Friday, May 10, 2019

Gentry Families of the West Indian Planter Elite Combined with the London Merchants Who Imported Sugar to Compose a Formidable Sugar Interest--More Influential Than Any Other Colonial Interest

On Barbados, the great planters monopolized seats in the elected assembly as well as the appointed council and judiciary. Because most land belonged to a small elite, the property requirement disenfranchised about three-quarters of the white men (to say nothing of either the white women or the black majority, neither of whom had any political standing). No other English colony so tightly restricted the electoral franchise.
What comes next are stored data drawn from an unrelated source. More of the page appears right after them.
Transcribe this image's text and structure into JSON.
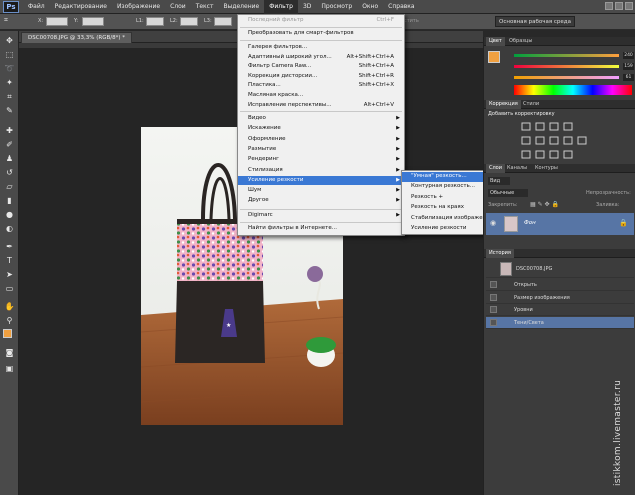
{
  "app": {
    "logo": "Ps"
  },
  "menubar": {
    "items": [
      "Файл",
      "Редактирование",
      "Изображение",
      "Слои",
      "Текст",
      "Выделение",
      "Фильтр",
      "3D",
      "Просмотр",
      "Окно",
      "Справка"
    ],
    "active_index": 6
  },
  "options": {
    "x_label": "X:",
    "x_value": "0,00 %",
    "y_label": "Y:",
    "y_value": "0,00 %",
    "l1_label": "L1:",
    "l1_value": "0,00",
    "l2_label": "L2:",
    "l2_value": "0,00",
    "l3_label": "L3:",
    "l3_value": "0,00",
    "commit_label": "стить",
    "workspace_label": "Основная рабочая среда"
  },
  "document": {
    "tab_title": "DSC00708.JPG @ 33,3% (RGB/8*) *"
  },
  "filter_menu": {
    "last_filter": {
      "label": "Последний фильтр",
      "shortcut": "Ctrl+F"
    },
    "smart": "Преобразовать для смарт-фильтров",
    "group1": [
      {
        "label": "Галерея фильтров...",
        "shortcut": ""
      },
      {
        "label": "Адаптивный широкий угол...",
        "shortcut": "Alt+Shift+Ctrl+A"
      },
      {
        "label": "Фильтр Camera Raw...",
        "shortcut": "Shift+Ctrl+A"
      },
      {
        "label": "Коррекция дисторсии...",
        "shortcut": "Shift+Ctrl+R"
      },
      {
        "label": "Пластика...",
        "shortcut": "Shift+Ctrl+X"
      },
      {
        "label": "Масляная краска...",
        "shortcut": ""
      },
      {
        "label": "Исправление перспективы...",
        "shortcut": "Alt+Ctrl+V"
      }
    ],
    "group2": [
      "Видео",
      "Искажение",
      "Оформление",
      "Размытие",
      "Рендеринг",
      "Стилизация",
      "Усиление резкости",
      "Шум",
      "Другое"
    ],
    "digimarc": "Digimarc",
    "online": "Найти фильтры в Интернете..."
  },
  "sharpen_submenu": [
    "\"Умная\" резкость...",
    "Контурная резкость...",
    "Резкость +",
    "Резкость на краях",
    "Стабилизация изображения...",
    "Усиление резкости"
  ],
  "panels": {
    "color_tabs": [
      "Цвет",
      "Образцы"
    ],
    "color_values": [
      "240",
      "159",
      "61"
    ],
    "adjust_tabs": [
      "Коррекция",
      "Стили"
    ],
    "adjust_title": "Добавить корректировку",
    "layer_tabs": [
      "Слои",
      "Каналы",
      "Контуры"
    ],
    "layer_kind": "Вид",
    "blend_mode": "Обычные",
    "opacity_label": "Непрозрачность:",
    "lock_label": "Закрепить:",
    "fill_label": "Заливка:",
    "layer_name": "Фон",
    "history_tab": "История",
    "history_snapshot": "DSC00708.JPG",
    "history_items": [
      "Открыть",
      "Размер изображения",
      "Уровни",
      "Тени/Света"
    ]
  },
  "watermark": "istikkom.livemaster.ru",
  "colors": {
    "accent": "#3a78d4",
    "foreground": "#f0a040",
    "history_selected": "#5775a5"
  }
}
The planter elite also enjoyed unusual clout in Parliament and with the crown. Many English gentry families possessed investments and sons in Barbados, and many successful planters retired to England and entered the gentry class by purchasing country estates. In Parliament these gentry families combined with the great London merchants who imported sugar to compose a formidable "sugar interest"--more influential than any other colonial interest. The sugar lobby protected the planters from the nearly ruinous taxes the crown levied on Chesapeake tobacco. In 1668-69 the West Indian sugar crop sold for about £180,000 after it paid about £18,000 in customs duty--compared with the £50,000 reaped by Chesapeake planters over and above their customs duty of £75,000. The Chesapeake planter worked primarily to benefit the crown; the West Indian planter kept most of the value his slaves made.

--Alan Taylor, American Colonies: The Settling of North America, The Penguin History of the United States 1 (New York: Penguin Books, 2002), 216.